4.5★
“‘You want to know what Lamb wanted, right?’
‘Just a clue.’
‘He’d kill me. And he could do it, too. He’s killed people before.’
‘That’s what he wants you to think,’ River said.
‘You’re saying he hasn’t?’
‘I’m saying he’s not allowed to kill staff. Health and safety.”
And yes, he could. Lamb could. He runs the slow horses, the has-been or the might-have-been spies who’ve been relegated to spook limbo in Slough House where the heavies in MI5 and Regent Park hope they’ll get bored and resign.
Lamb is a deliciously disgusting character, as is his office, where
“The air is heavy with a dog’s olfactory daydream: takeaway food, illicit cigarettes, day-old farts and stale beer. . .”
He’s nearly always grubby and greasy and stuffing himself with bacon sandwiches after which he farts noisily and lights yet another cigarette. I kept expecting him to cause a small explosion or be hoist by his own petard, literally. (My dad once told me that the origin of the word ‘petard’ was ‘break wind’ in old French, so I looked it up, and it’s true. Goes back to Latin, but I digress. Still, to be hoist by one’s own petard paints an amusing picture, eh?)
But he’s also learned a lot and forgotten nothing, which make it impossible to get the better of him. Doesn’t know the meaning of politically correct. Dreadful boss. Catherine Standish and River Cartwright approach him in his office, seeking information.
‘We don’t like being out of the loop.’
‘You’re always out of the loop.The loop’s miles away. Nearest you’ll get to being in the loop is when they make a documentary about it and show it on the History Channel. I thought you were aware of that.’”
. . .
“Lamb plucked a stained mug from the litter on his desk, and threw it at Catherine. River caught it before it reached her head. Lamb said, ‘Well, I’m glad we’ve had this chat. Now f*** off. Cartwright, give that to Standish. Standish, fill it with tea.’”
Catherine Standish had been a fairly important person as assistant to and eventually carer for a very influential, but later disgraced, senior official, now deceased, hence her demotion. River Cartwright bombed out on a training exercise when he was undermined by James “Spider” Webb, who sabotaged it. The details are in the last book, but this is not a spoiler, if you haven’t read it yet.)
River is still employed, not by the grace of God but by the grace of Grandad Cartwright, a renowned and retired old spook whom nobody still dares cross. He knows where too many skeletons are buried, figuratively and literally.
“. . . once a spook you were always a spook, and everything else was just cover. So the friendly old man trowelling his flowerbeds with a silly hat on remained the strategist who’d helped plot the Service’s course through the Cold War, and River had grown up learning the details.
This case harks back to the Cold War, and River chats to Granddad about it, but finds him pretty circumspect. He will drop the occasional crumb of information about dealings with the Russians, but as for possible ongoing threats, or reasons for them, he speaks only about an imaginary villain, a ‘scarecrow’ whom the Russians invented to get the British to follow.

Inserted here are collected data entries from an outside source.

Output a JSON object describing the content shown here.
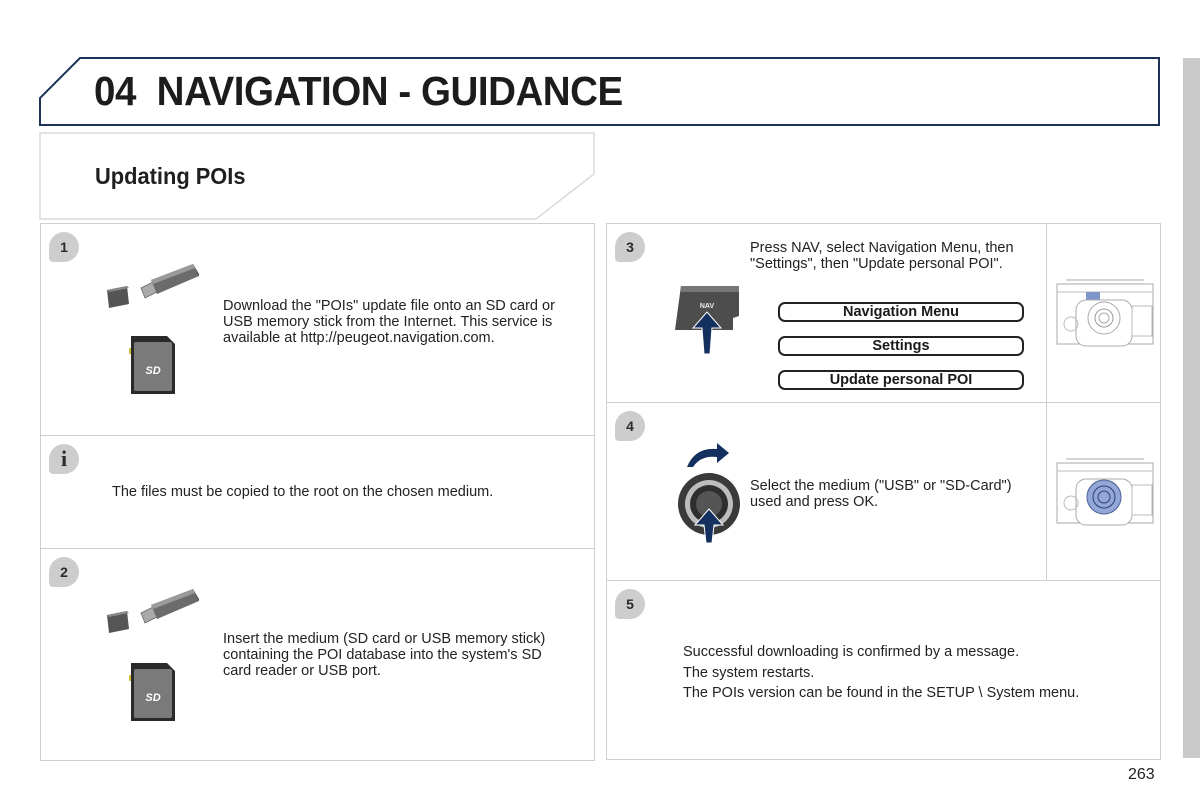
{
  "header": {
    "chapter_number": "04",
    "chapter_title": "NAVIGATION - GUIDANCE",
    "accent_color": "#1e3257"
  },
  "section": {
    "title": "Updating POIs"
  },
  "steps": [
    {
      "badge": "1",
      "icons": [
        "usb-stick-icon",
        "sd-card-icon"
      ],
      "text": "Download the \"POIs\" update file onto an SD card or USB memory stick from the Internet. This service is available at http://peugeot.navigation.com."
    },
    {
      "badge": "i",
      "text": "The files must be copied to the root on the chosen medium."
    },
    {
      "badge": "2",
      "icons": [
        "usb-stick-icon",
        "sd-card-icon"
      ],
      "text": "Insert the medium (SD card or USB memory stick) containing the POI database into the system's SD card reader or USB port."
    },
    {
      "badge": "3",
      "text": "Press NAV, select Navigation Menu, then \"Settings\", then \"Update personal POI\".",
      "nav_button_label": "NAV",
      "menu_items": [
        "Navigation Menu",
        "Settings",
        "Update personal POI"
      ]
    },
    {
      "badge": "4",
      "text": "Select the medium (\"USB\" or \"SD-Card\") used and press OK."
    },
    {
      "badge": "5",
      "lines": [
        "Successful downloading is confirmed by a message.",
        "The system restarts.",
        "The POIs version can be found in the SETUP \\ System menu."
      ]
    }
  ],
  "page_number": "263"
}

But when former spy Dickie Bow is found dead on a bus, a few people take notice. He may have been a washed-up operative, but he had been one of the family, so to speak, in the old days, and Lamb decides to investigate. Not because he cares, mind you.
“There was no brotherhood code. If Dickie Bow had succumbed to a mattress fire, Lamb would have got through the five stages without batting an eye: denial, anger, bargaining, indifference, breakfast.”

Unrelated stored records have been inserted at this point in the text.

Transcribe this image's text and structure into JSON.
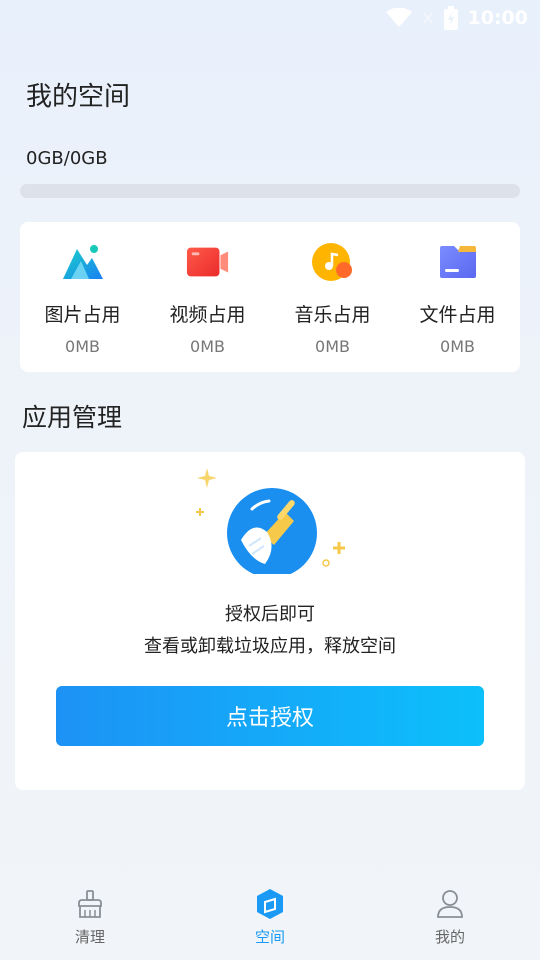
{
  "status_bar": {
    "time": "10:00"
  },
  "header": {
    "title": "我的空间"
  },
  "storage": {
    "usage_text": "0GB/0GB",
    "used_fraction": 0
  },
  "usage": {
    "items": [
      {
        "label": "图片占用",
        "value": "0MB",
        "icon": "image-icon"
      },
      {
        "label": "视频占用",
        "value": "0MB",
        "icon": "video-icon"
      },
      {
        "label": "音乐占用",
        "value": "0MB",
        "icon": "music-icon"
      },
      {
        "label": "文件占用",
        "value": "0MB",
        "icon": "folder-icon"
      }
    ]
  },
  "app_management": {
    "title": "应用管理",
    "line1": "授权后即可",
    "line2": "查看或卸载垃圾应用，释放空间",
    "button_label": "点击授权"
  },
  "nav": {
    "items": [
      {
        "label": "清理",
        "icon": "broom-icon",
        "active": false
      },
      {
        "label": "空间",
        "icon": "cube-icon",
        "active": true
      },
      {
        "label": "我的",
        "icon": "user-icon",
        "active": false
      }
    ]
  },
  "colors": {
    "accent": "#1a9af5",
    "button_start": "#1d92f6",
    "button_end": "#0cc0fb"
  }
}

(Bacon sandwiches, no doubt.) His investigation does unearth a phone.
“It was an ancient thing, a Nokia, black-and-grey, with about as many functions as a bottle opener. You could no more take a photo with it than send an e-mail with a stapler.”
It seems, the Russians are coming, the Russians are coming!
Oh. To do a trade deal? Sounds kind of boring, and is . . . until suddenly, it isn’t. Spider Webb is set to make a name for himself, River gets sent to the countryside, tracking down a lead, and Min Harper and Lousa Guy are assigned to look after the Russians.
Many characters return, and new characters are added. This may be funny and entertaining, but the job is deadly and people do die. Sadly. I was starting to enjoy someone who won’t be back, but no hints.
The action does get pretty heavy (well, I said somebody didn’t make it), so it’s not all fun and games.
All in all, another absolute delight. I didn’t guess the plot or the connections, and I certainly didn’t guess the ultimate ending. There are hints along the way, so there’s no sudden surprise revelation, just a peeling back of information which I find very satisfying.
I should add that it’s well-written and the descriptions of place and atmosphere are as good as those of the characters. A church spire in a country town reached “a skyline it had kissed for hundreds of years”.
Incidentally, I think this would read fine as a stand-alone. Enough background is given here and there to appreciate the characters’ histories.
Thanks again to NetGalley and Hachette Australia for the preview copy from which I’ve quoted. On to #3 in the series!